Özellikle Azerbaycanlılar’ın Kazakistan’a geliş tarihçesi hakkında detaylı bilgiler veren Zhailybayev, tarihi belgelere göre 1926 yılında ülkede sadece 42 Azerbaycanlı’nın bulunduğunu ve 1937-1944 yılları arasında Kuzey Kafkasya bölgesinden çoğunluğunu Azerbaycanlılar’ın oluşturduğu yaklaşık 11.000 kişinin Kazakistan’a sürgün edildiğini ifade etti. 2009 yılındaki nüfus sayımına göre ülkede toplam 85.000’dan fazla Azerbaycanlı’nın bulunduğunu belirtti. Azerbaycanlılar’ın Kazakistan’a sürgün edilmesinin ana nedenlerinden birisinin 1937 ve 1944 yıllarında Stalin’in iç iskân politikası olduğunu ifade eden Zhailybayev, o dönemin Azerbaycanlılar için ağır bir dönem olduğunu dile getirdi.

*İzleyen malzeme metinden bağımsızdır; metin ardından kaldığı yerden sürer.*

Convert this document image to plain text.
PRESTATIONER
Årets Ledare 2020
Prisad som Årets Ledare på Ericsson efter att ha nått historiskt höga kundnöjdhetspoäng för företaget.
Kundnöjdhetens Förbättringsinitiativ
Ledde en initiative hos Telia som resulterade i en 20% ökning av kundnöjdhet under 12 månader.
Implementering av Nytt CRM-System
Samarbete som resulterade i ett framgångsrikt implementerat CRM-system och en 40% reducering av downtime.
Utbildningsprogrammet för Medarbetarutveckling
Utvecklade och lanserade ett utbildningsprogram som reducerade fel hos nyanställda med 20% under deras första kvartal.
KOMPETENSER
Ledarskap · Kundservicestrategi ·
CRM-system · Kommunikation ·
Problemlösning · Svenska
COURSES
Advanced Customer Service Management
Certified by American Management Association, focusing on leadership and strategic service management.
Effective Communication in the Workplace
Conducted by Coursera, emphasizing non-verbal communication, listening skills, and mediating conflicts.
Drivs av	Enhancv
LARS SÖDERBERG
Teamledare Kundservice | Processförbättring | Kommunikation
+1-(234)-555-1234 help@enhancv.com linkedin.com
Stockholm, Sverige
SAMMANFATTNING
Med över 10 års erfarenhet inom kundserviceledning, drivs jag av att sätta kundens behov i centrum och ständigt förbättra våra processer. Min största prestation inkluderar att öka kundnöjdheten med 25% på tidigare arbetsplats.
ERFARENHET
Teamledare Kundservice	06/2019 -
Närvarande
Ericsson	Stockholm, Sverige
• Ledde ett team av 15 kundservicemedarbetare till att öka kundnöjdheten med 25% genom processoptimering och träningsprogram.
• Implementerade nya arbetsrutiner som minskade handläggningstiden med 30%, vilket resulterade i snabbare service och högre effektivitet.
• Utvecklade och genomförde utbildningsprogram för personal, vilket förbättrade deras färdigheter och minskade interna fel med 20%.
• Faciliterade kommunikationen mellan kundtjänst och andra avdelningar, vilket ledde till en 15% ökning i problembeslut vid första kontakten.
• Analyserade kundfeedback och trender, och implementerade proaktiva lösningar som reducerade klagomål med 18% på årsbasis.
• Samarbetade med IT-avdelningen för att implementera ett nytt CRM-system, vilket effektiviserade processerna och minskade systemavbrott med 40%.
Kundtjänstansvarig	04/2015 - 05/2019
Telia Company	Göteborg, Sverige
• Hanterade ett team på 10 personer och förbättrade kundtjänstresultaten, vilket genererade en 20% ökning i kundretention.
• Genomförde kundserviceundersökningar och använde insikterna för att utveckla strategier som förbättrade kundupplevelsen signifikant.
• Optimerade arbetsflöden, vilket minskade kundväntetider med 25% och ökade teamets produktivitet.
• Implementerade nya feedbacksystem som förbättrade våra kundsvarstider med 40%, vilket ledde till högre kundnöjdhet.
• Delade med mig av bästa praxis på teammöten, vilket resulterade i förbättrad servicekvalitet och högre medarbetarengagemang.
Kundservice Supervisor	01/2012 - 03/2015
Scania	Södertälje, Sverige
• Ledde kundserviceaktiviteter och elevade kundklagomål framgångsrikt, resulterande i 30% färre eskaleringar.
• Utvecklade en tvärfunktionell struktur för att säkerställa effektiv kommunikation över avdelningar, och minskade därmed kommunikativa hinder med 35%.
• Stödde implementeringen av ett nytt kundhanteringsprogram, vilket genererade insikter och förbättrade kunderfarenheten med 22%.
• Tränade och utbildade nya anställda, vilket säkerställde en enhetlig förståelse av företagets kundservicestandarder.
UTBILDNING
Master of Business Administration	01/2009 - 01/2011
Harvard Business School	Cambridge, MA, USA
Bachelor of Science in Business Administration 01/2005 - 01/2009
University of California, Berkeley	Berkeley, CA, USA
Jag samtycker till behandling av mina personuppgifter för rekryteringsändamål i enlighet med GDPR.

Kazakistan’daki Azerbaycanlılar’ın diğer Türk halklarıyla birlikte ülkedeki etnik birlik ve beraberliğin korunmasında önemli rol oynadığının altını çizdi. Kazakistan’ın, bağımsızlığını ilan etmesinden bu yana, çeşitli etnik gruplar arasındaki birlik ve beraberliğin korunmasına oldukça önem verdiğini ve bu doğrultuda uygun etno-kültürel politika izlemeye çalıştığını ve bugüne kadar başarılı olunduğunu vurguladı. Kazakistan’daki etnik grupların ana dillerinde eğitim görmesine ve kendi kültürünü yaşatmasına imkân sağladığını belirten Zhailybayev, örnek olarak başta Kazakistan Halkları Asamblesi olmak üzere ülkede çeşitli etnik kültür merkezleri, 50’den fazla etnik gazete ve derginin hizmet gösterdiğini ifade etti.
Seminerin sonunda katılımcılar Kazakistan’daki Türk halkları ve ülkenin etno-kültürel politikası hakkında görüş alışverişinde bulundular.